The miners and pastoralists feared that their
entitlements to land were about to end. Former
Western Australian Premier Richard Court was
particularly aggrieved given that seven percent
of the state was freehold, the rest of the land
might well be up for claims. Many demanded that
the states be allowed to regulate the issue and
ultimately extinguish native title altogether.
The land managers were desperate to move in and
clean up. The commonwealth baulked at the suggestion.
Western Australia subsequently attempted an act
of extinguishment on its own accord. The act was
challenged in the High Court and found wanting
against the Commonwealth Racial Discrimination
Act. The outraged premier considered it an
insult that the state act could be deemed racially discriminatory at all.

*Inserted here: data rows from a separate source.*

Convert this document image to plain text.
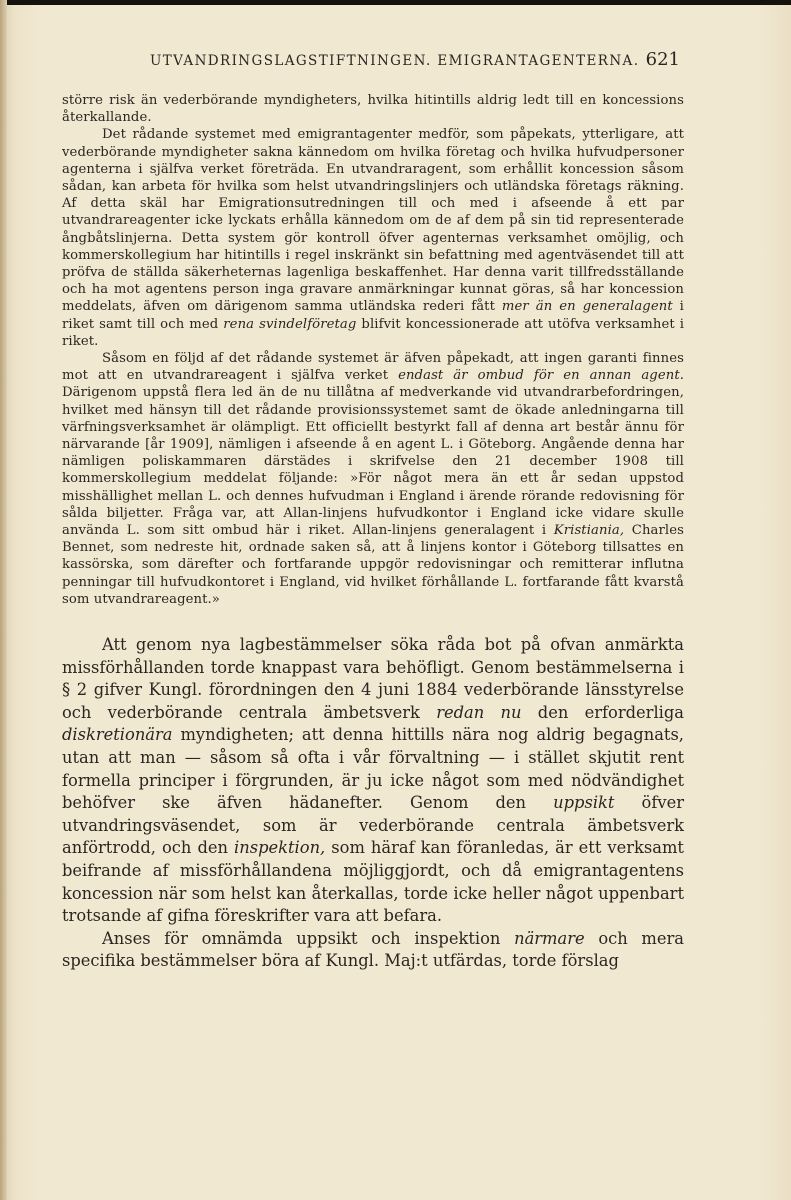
UTVANDRINGSLAGSTIFTNINGEN. EMIGRANTAGENTERNA. 621

större risk än vederbörande myndigheters, hvilka hitintills aldrig ledt till en koncessions återkallande.

Det rådande systemet med emigrantagenter medför, som påpekats, ytterligare, att vederbörande myndigheter sakna kännedom om hvilka företag och hvilka hufvudpersoner agenterna i själfva verket företräda. En utvandraragent, som erhållit koncession såsom sådan, kan arbeta för hvilka som helst utvandringslinjers och utländska företags räkning. Af detta skäl har Emigrationsutredningen till och med i afseende å ett par utvandrareagenter icke lyckats erhålla kännedom om de af dem på sin tid representerade ångbåtslinjerna. Detta system gör kontroll öfver agenternas verksamhet omöjlig, och kommerskollegium har hitintills i regel inskränkt sin befattning med agentväsendet till att pröfva de ställda säkerheternas lagenliga beskaffenhet. Har denna varit tillfredsställande och ha mot agentens person inga gravare anmärkningar kunnat göras, så har koncession meddelats, äfven om därigenom samma utländska rederi fått mer än en generalagent i riket samt till och med rena svindelföretag blifvit koncessionerade att utöfva verksamhet i riket.

Såsom en följd af det rådande systemet är äfven påpekadt, att ingen garanti finnes mot att en utvandrareagent i själfva verket endast är ombud för en annan agent. Därigenom uppstå flera led än de nu tillåtna af medverkande vid utvandrarbefordringen, hvilket med hänsyn till det rådande provisionssystemet samt de ökade anledningarna till värfningsverksamhet är olämpligt. Ett officiellt bestyrkt fall af denna art består ännu för närvarande [år 1909], nämligen i afseende å en agent L. i Göteborg. Angående denna har nämligen poliskammaren därstädes i skrifvelse den 21 december 1908 till kommerskollegium meddelat följande: »För något mera än ett år sedan uppstod misshällighet mellan L. och dennes hufvudman i England i ärende rörande redovisning för sålda biljetter. Fråga var, att Allan-linjens hufvudkontor i England icke vidare skulle använda L. som sitt ombud här i riket. Allan-linjens generalagent i Kristiania, Charles Bennet, som nedreste hit, ordnade saken så, att å linjens kontor i Göteborg tillsattes en kassörska, som därefter och fortfarande uppgör redovisningar och remitterar influtna penningar till hufvudkontoret i England, vid hvilket förhållande L. fortfarande fått kvarstå som utvandrareagent.»

Att genom nya lagbestämmelser söka råda bot på ofvan anmärkta missförhållanden torde knappast vara behöfligt. Genom bestämmelserna i § 2 gifver Kungl. förordningen den 4 juni 1884 vederbörande länsstyrelse och vederbörande centrala ämbetsverk redan nu den erforderliga diskretionära myndigheten; att denna hittills nära nog aldrig begagnats, utan att man — såsom så ofta i vår förvaltning — i stället skjutit rent formella principer i förgrunden, är ju icke något som med nödvändighet behöfver ske äfven hädanefter. Genom den uppsikt öfver utvandringsväsendet, som är vederbörande centrala ämbetsverk anförtrodd, och den inspektion, som häraf kan föranledas, är ett verksamt beifrande af missförhållandena möjliggjordt, och då emigrantagentens koncession när som helst kan återkallas, torde icke heller något uppenbart trotsande af gifna föreskrifter vara att befara.

Anses för omnämda uppsikt och inspektion närmare och mera specifika bestämmelser böra af Kungl. Maj:t utfärdas, torde förslag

The legacy of Mabo today reveals no avalanche of
land claims. Many, in any case, have failed. The
infamous attempt in 1993 on the part of the
Wiradjuri people to claim a third of New South
Wales came to nought. This does little to stop
such minor publishing outfits as Australian News
Commentary to feature articles on the great land
give-away (Sep 22, 2003), and the fears that
non-Indigenous Australians are themselves going
to be dispossessed. The megalomaniac at the
desk as former opposition John Hewson accused
Keating of being, succeeded in pushing what had,
a few months before, seemed an impossible notion.
The question now remains how far the Mabo legacy
has come and where on the rough road to
reconciliation it features on. For indigenous
Australians, the answer is simply not far enough.
That in itself hardly undermines the stellar
legacy of one of Australias most remarkable acts
of judicial involvement, which placed
reconciliation on the agenda in the first place.